Data Engineer with 3+ years of experience across logistics and aviation, building scalable data pipelines and data quality frameworks. Hands-on experience with Python, SQL, and PySpark for large-scale data processing and validation across legacy enterprise systems (SAP HANA, BW) and modern cloud environments (Databricks). Focused on data reliability, robust analytics workflows, and lakehouse architectures.
- Built AeroAtsu, a modular Python validation framework automating FDR data quality checks across heterogeneous aircraft datasets — detecting schema inconsistencies, out-of-range values, frozen signals, and spike anomalies before ingestion into SkyBreathe®, reducing manual review effort by 50%.
- Implemented rule-based validation logic and statistical trend analysis (pandas, NumPy) to enforce data contracts and flag data drift.
- Developed a Streamlit/Plotly interactive validation app to replace manual data quality sign-off, enabling onboarding validation for Nippon Cargo Airlines and supporting data quality investigations for TAP Air Portugal and Atlas Air.
- Translated field-level data issues into structured validation rules and functional specifications- working directly with implementation teams across airline onboarding projects.
- Designed and maintained enterprise-scale ETL/ELT pipelines on SAP HANA and BW, processing high-volume logistics data with emphasis on data lineage, transformation traceability, and end-to-end reliability.
- Developed SQL transformation logic, process monitoring workflows, and analytical data warehouse models underpinning KPI dashboards and governance reporting across CMA CGM's global operations ensuring decision-makers worked from trusted, reconciled data.

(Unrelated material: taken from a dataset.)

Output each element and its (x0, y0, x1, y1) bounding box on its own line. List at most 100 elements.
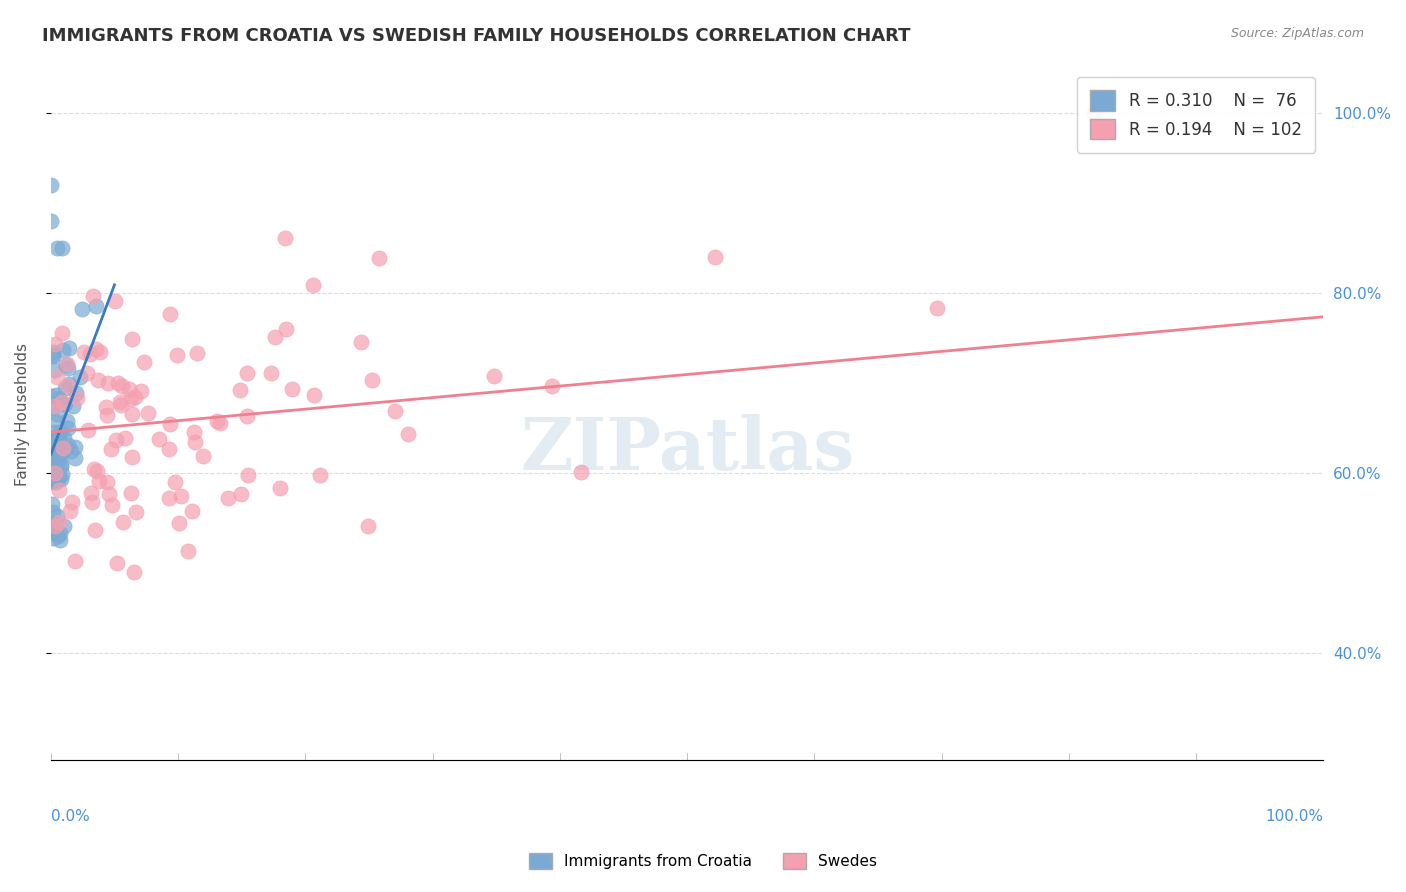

- Contributed to SAP-to-cloud migration — supporting schema alignment, data reconciliation, and cross-environment validation (Snowflake).
- Provided L2/L3 production support and produced functional and technical documentation covering business rules, data flows, KPI definitions, and transformation logic.
End-to-end medallion pipeline (Bronze → Silver → Gold) on Databricks using Apache Spark, Delta Live Tables, and Unity Catalog — enforcing data quality at each layer via DLT native expectations. Implemented rolling z-score anomaly detection via Spark window functions to surface sensor degradation patterns. Delivered a 4-page AI/BI monitoring dashboard and a 15-check data quality audit framework for full pipeline observability across runs.